Saintek. Berulang kali aku mengucapkan kata itu penuh keraguan. Tak tahu apakah aku mampu bertahan di gedung ini atau hanya akan menjadi penghuni sementara.
Hampir dua tahun berlalu. Hiruk pikuk dan kesibukan saintek perlahan menjadi hal biasa. Aku pun kini menjadi seperti mereka. Menggila ketika melahap tugas. Tak peduli lagi dimana aku duduk. Di kursi, di lantai, dimanapun dan kapanpun. Yang penting tugasku selesai. Aku mulai memahami jalan pikiran mahasiswa penghuni gedung ini, mulai menyadari maksud dan tujuan mereka datang ke gedung ini. Bukan perihal persaingan, tapi ini adalah perihal perjuangan. Bukan masalah gila menugas, tapi ini adalah bukti keseriusan memperjuangkan mimpi dan harapan. Bagaimana aku bisa lupa, ketika salah satu kawanku harus berkunjung ke pesantren di dekat tempat tinggalnya, lalu kemudian beralih ke tempat kost-kostan temannya yang lain hanya untuk meminjam PC. Untuk menyelesaikan jurnal dan laporan esok hari. Menggila menyelesaikan tugas. Hingga terpaksa melupakan kata malu. Itu salah satu bukti perjuangan mahasiswa saintek. Bukti orang-orang yang menggantungkan harapannya di gedung ini.
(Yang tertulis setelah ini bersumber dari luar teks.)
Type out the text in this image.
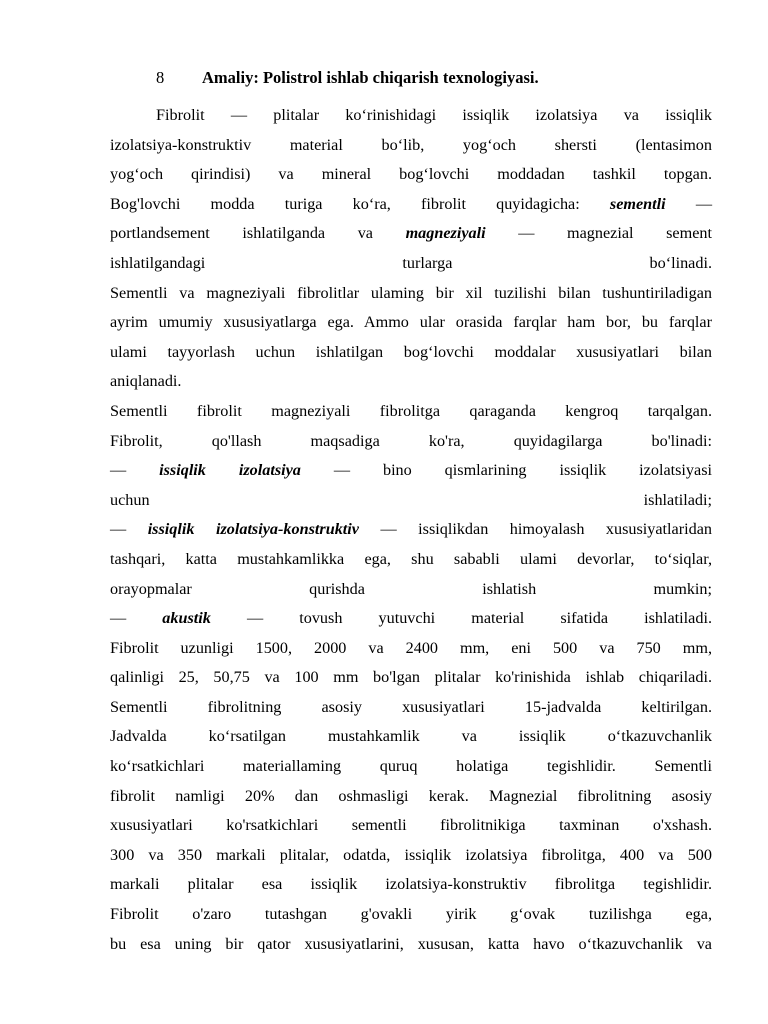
8 Amaliy: Polistrol ishlab chiqarish texnologiyasi.
Fibrolit — plitalar ko‘rinishidagi issiqlik izolatsiya va issiqlik
izolatsiya-konstruktiv material bo‘lib, yog‘och shersti (lentasimon
yog‘och qirindisi) va mineral bog‘lovchi moddadan tashkil topgan.
Bog'lovchi modda turiga ko‘ra, fibrolit quyidagicha: sementli —
portlandsement ishlatilganda va magneziyali — magnezial sement
ishlatilgandagi turlarga bo‘linadi.
Sementli va magneziyali fibrolitlar ulaming bir xil tuzilishi bilan tushuntiriladigan
ayrim umumiy xususiyatlarga ega. Ammo ular orasida farqlar ham bor, bu farqlar
ulami tayyorlash uchun ishlatilgan bog‘lovchi moddalar xususiyatlari bilan
aniqlanadi.
Sementli fibrolit magneziyali fibrolitga qaraganda kengroq tarqalgan.
Fibrolit, qo'llash maqsadiga ko'ra, quyidagilarga bo'linadi:
— issiqlik izolatsiya — bino qismlarining issiqlik izolatsiyasi
uchun ishlatiladi;
— issiqlik izolatsiya-konstruktiv — issiqlikdan himoyalash xususiyatlaridan
tashqari, katta mustahkamlikka ega, shu sababli ulami devorlar, to‘siqlar,
orayopmalar qurishda ishlatish mumkin;
— akustik — tovush yutuvchi material sifatida ishlatiladi.
Fibrolit uzunligi 1500, 2000 va 2400 mm, eni 500 va 750 mm,
qalinligi 25, 50,75 va 100 mm bo'lgan plitalar ko'rinishida ishlab chiqariladi.
Sementli fibrolitning asosiy xususiyatlari 15-jadvalda keltirilgan.
Jadvalda ko‘rsatilgan mustahkamlik va issiqlik o‘tkazuvchanlik
ko‘rsatkichlari materiallaming quruq holatiga tegishlidir. Sementli
fibrolit namligi 20% dan oshmasligi kerak. Magnezial fibrolitning asosiy
xususiyatlari ko'rsatkichlari sementli fibrolitnikiga taxminan o'xshash.
300 va 350 markali plitalar, odatda, issiqlik izolatsiya fibrolitga, 400 va 500
markali plitalar esa issiqlik izolatsiya-konstruktiv fibrolitga tegishlidir.
Fibrolit o'zaro tutashgan g'ovakli yirik g‘ovak tuzilishga ega,
bu esa uning bir qator xususiyatlarini, xususan, katta havo o‘tkazuvchanlik va
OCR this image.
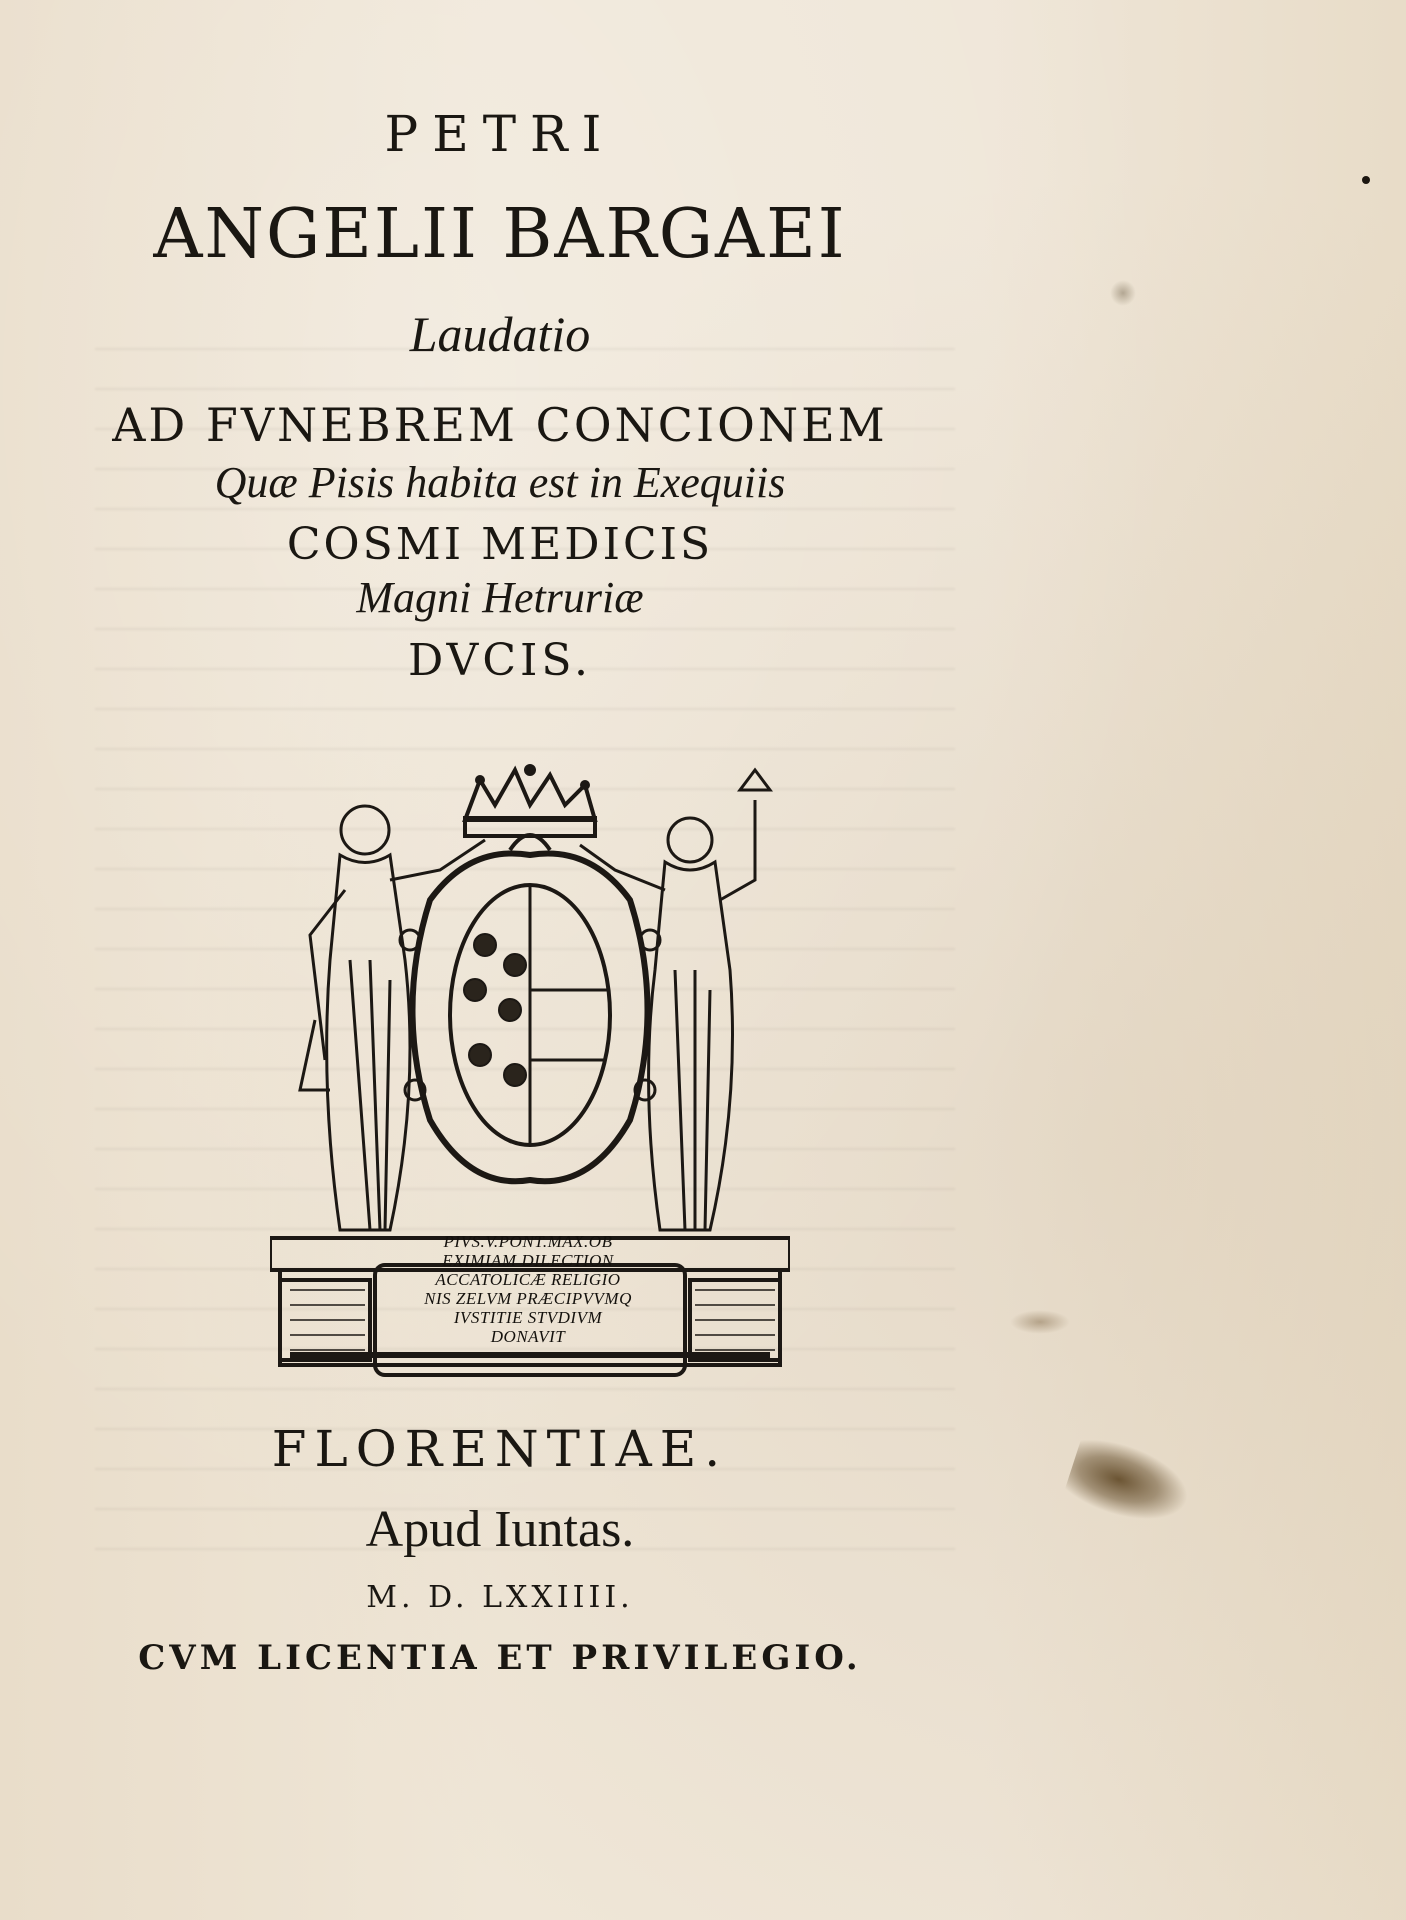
PETRI
ANGELII BARGAEI
Laudatio
AD FVNEBREM CONCIONEM
Quæ Pisis habita est in Exequiis
COSMI MEDICIS
Magni Hetruriæ
DVCIS.
PIVS.V.PONT.MAX.OB
EXIMIAM DILECTION
ACCATOLICÆ RELIGIO
NIS ZELVM PRÆCIPVVMQ
IVSTITIE STVDIVM
DONAVIT
FLORENTIAE.
Apud Iuntas.
M. D. LXXIIII.
CVM LICENTIA ET PRIVILEGIO.
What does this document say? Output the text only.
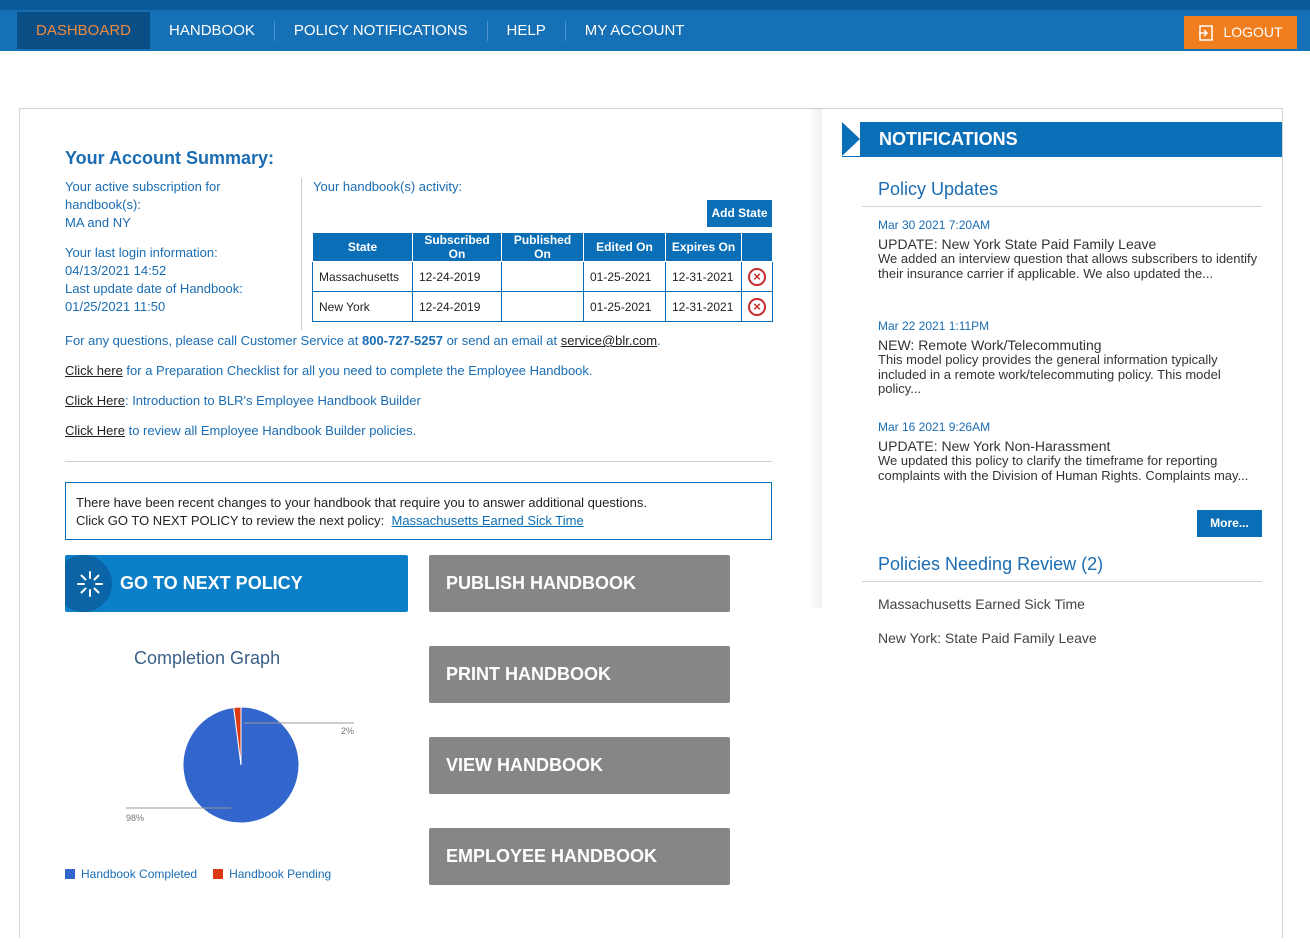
DASHBOARD	HANDBOOK	POLICY NOTIFICATIONS	HELP	MY ACCOUNT	LOGOUT
Your Account Summary:
Your active subscription for handbook(s):
MA and NY
Your last login information:
04/13/2021 14:52
Last update date of Handbook:
01/25/2021 11:50
Your handbook(s) activity:
Add State
State	Subscribed On	Published On	Edited On	Expires On	
Massachusetts	12-24-2019		01-25-2021	12-31-2021	×

New York	12-24-2019		01-25-2021	12-31-2021	×
For any questions, please call Customer Service at 800-727-5257 or send an email at service@blr.com.
Click here for a Preparation Checklist for all you need to complete the Employee Handbook.
Click Here: Introduction to BLR's Employee Handbook Builder
Click Here to review all Employee Handbook Builder policies.
There have been recent changes to your handbook that require you to answer additional questions.
Click GO TO NEXT POLICY to review the next policy: Massachusetts Earned Sick Time
GO TO NEXT POLICY	PUBLISH HANDBOOK
PRINT HANDBOOK
VIEW HANDBOOK
EMPLOYEE HANDBOOK ACCESS
Completion Graph
98%
2%
Handbook Completed	Handbook Pending
NOTIFICATIONS
Policy Updates
Mar 30 2021 7:20AM
UPDATE: New York State Paid Family Leave
We added an interview question that allows subscribers to identify their insurance carrier if applicable. We also updated the...
Mar 22 2021 1:11PM
NEW: Remote Work/Telecommuting
This model policy provides the general information typically included in a remote work/telecommuting policy. This model policy...
Mar 16 2021 9:26AM
UPDATE: New York Non-Harassment
We updated this policy to clarify the timeframe for reporting complaints with the Division of Human Rights. Complaints may...
More...
Policies Needing Review (2)
Massachusetts Earned Sick Time
New York: State Paid Family Leave
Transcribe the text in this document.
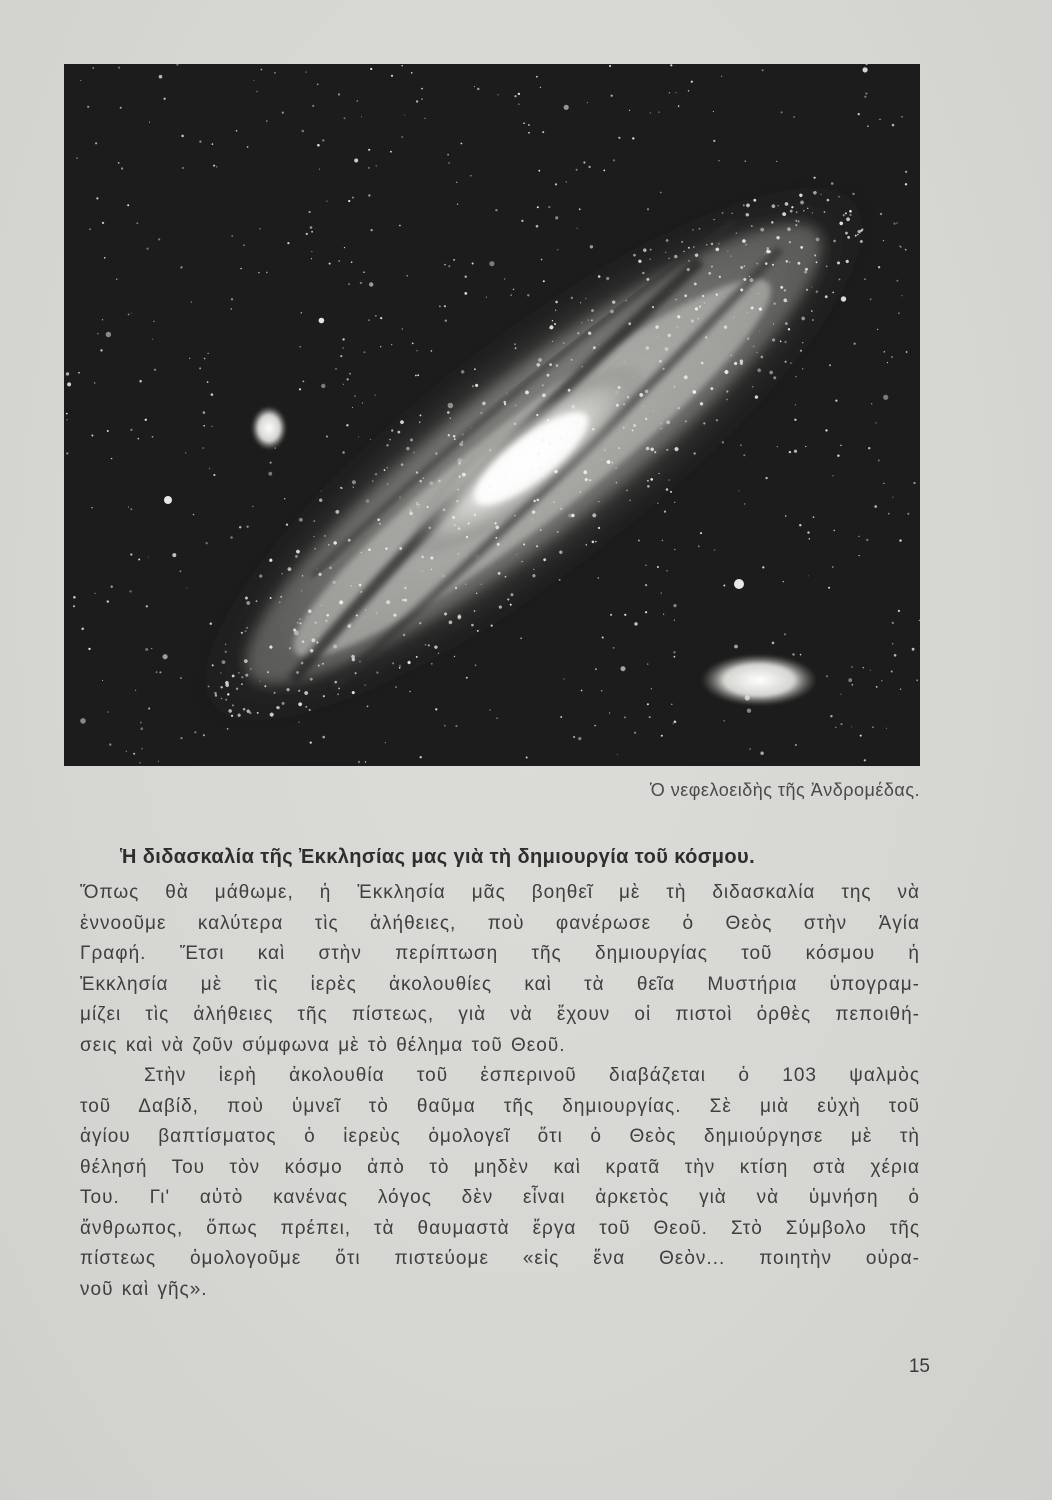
Ὁ νεφελοειδὴς τῆς Ἀνδρομέδας.
Ἡ διδασκαλία τῆς Ἐκκλησίας μας γιὰ τὴ δημιουργία τοῦ κόσμου.
Ὅπως θὰ μάθωμε, ἡ Ἐκκλησία μᾶς βοηθεῖ μὲ τὴ διδασκαλία της νὰ
ἐννοοῦμε καλύτερα τὶς ἀλήθειες, ποὺ φανέρωσε ὁ Θεὸς στὴν Ἁγία
Γραφή. Ἔτσι καὶ στὴν περίπτωση τῆς δημιουργίας τοῦ κόσμου ἡ
Ἐκκλησία μὲ τὶς ἱερὲς ἀκολουθίες καὶ τὰ θεῖα Μυστήρια ὑπογραμ-
μίζει τὶς ἀλήθειες τῆς πίστεως, γιὰ νὰ ἔχουν οἱ πιστοὶ ὀρθὲς πεποιθή-
σεις καὶ νὰ ζοῦν σύμφωνα μὲ τὸ θέλημα τοῦ Θεοῦ.
Στὴν ἱερὴ ἀκολουθία τοῦ ἑσπερινοῦ διαβάζεται ὁ 103 ψαλμὸς
τοῦ Δαβίδ, ποὺ ὑμνεῖ τὸ θαῦμα τῆς δημιουργίας. Σὲ μιὰ εὐχὴ τοῦ
ἁγίου βαπτίσματος ὁ ἱερεὺς ὁμολογεῖ ὅτι ὁ Θεὸς δημιούργησε μὲ τὴ
θέλησή Του τὸν κόσμο ἀπὸ τὸ μηδὲν καὶ κρατᾶ τὴν κτίση στὰ χέρια
Του. Γι' αὐτὸ κανένας λόγος δὲν εἶναι ἀρκετὸς γιὰ νὰ ὑμνήση ὁ
ἄνθρωπος, ὅπως πρέπει, τὰ θαυμαστὰ ἔργα τοῦ Θεοῦ. Στὸ Σύμβολο τῆς
πίστεως ὁμολογοῦμε ὅτι πιστεύομε «εἰς ἕνα Θεὸν... ποιητὴν οὐρα-
νοῦ καὶ γῆς».
15
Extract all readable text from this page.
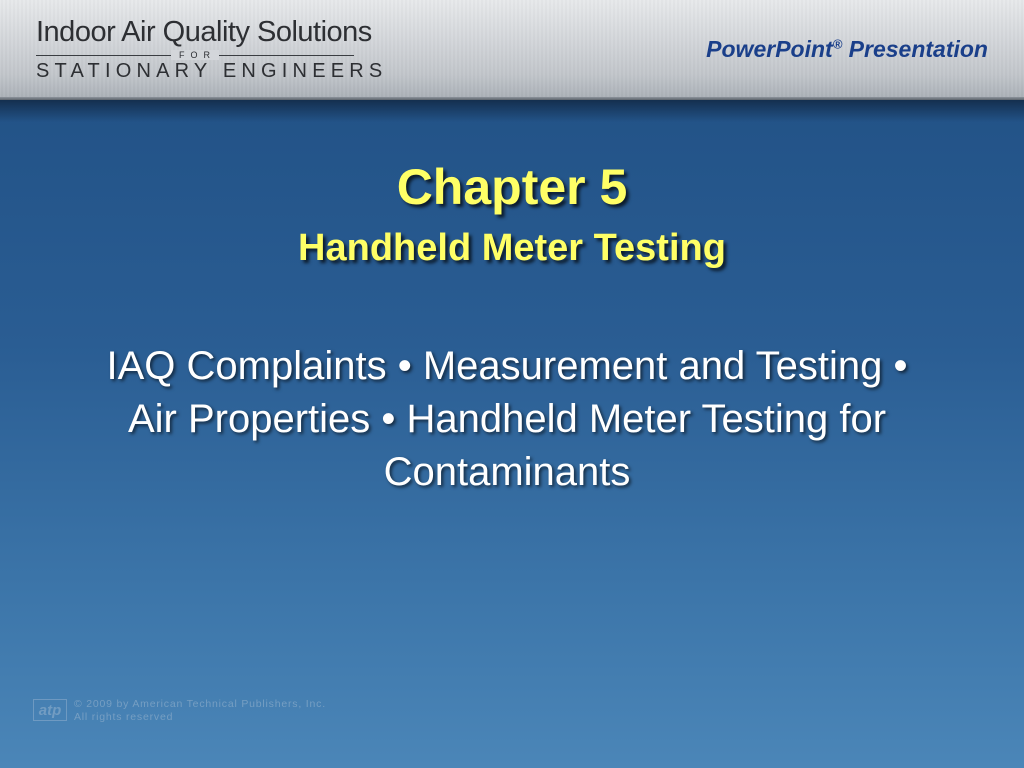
Indoor Air Quality Solutions
FOR
STATIONARY ENGINEERS
PowerPoint® Presentation
Chapter 5
Handheld Meter Testing
IAQ Complaints • Measurement and Testing • Air Properties • Handheld Meter Testing for Contaminants
atp	© 2009 by American Technical Publishers, Inc.
All rights reserved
Aku dan Saintek, dua kata yang akan terus berdampingan. Aku mengerti mengapa Allah mengirimku ke gedung ini. Agar aku tumbuh menjadi anak yang mandiri. Agar aku tumbuh  menjadi perempuan yang kuat. Dan tentu agar aku menjadi perempuan yang cerdas, bukan hanya pintar.
Gedung empat lantai ini, akan menjadi tempat teromantis bagiku. Tempat yang selalu setia menemani suka dan dukaku. Tempat yang terkadang membuatku berurai air mata, namun tak jarang memberikan tawa. Jalinan kisah dari setiap inci lantai gedung ini akan menjadi sepotong episode paling paling indah dalam hidupku. Menjadi tempat termegah dalam proses pencarian ilmuku. Megah bukan dari fisik bangunannya, tapi megah dari setiap kisah yang tertoreh. Aku dan saintek.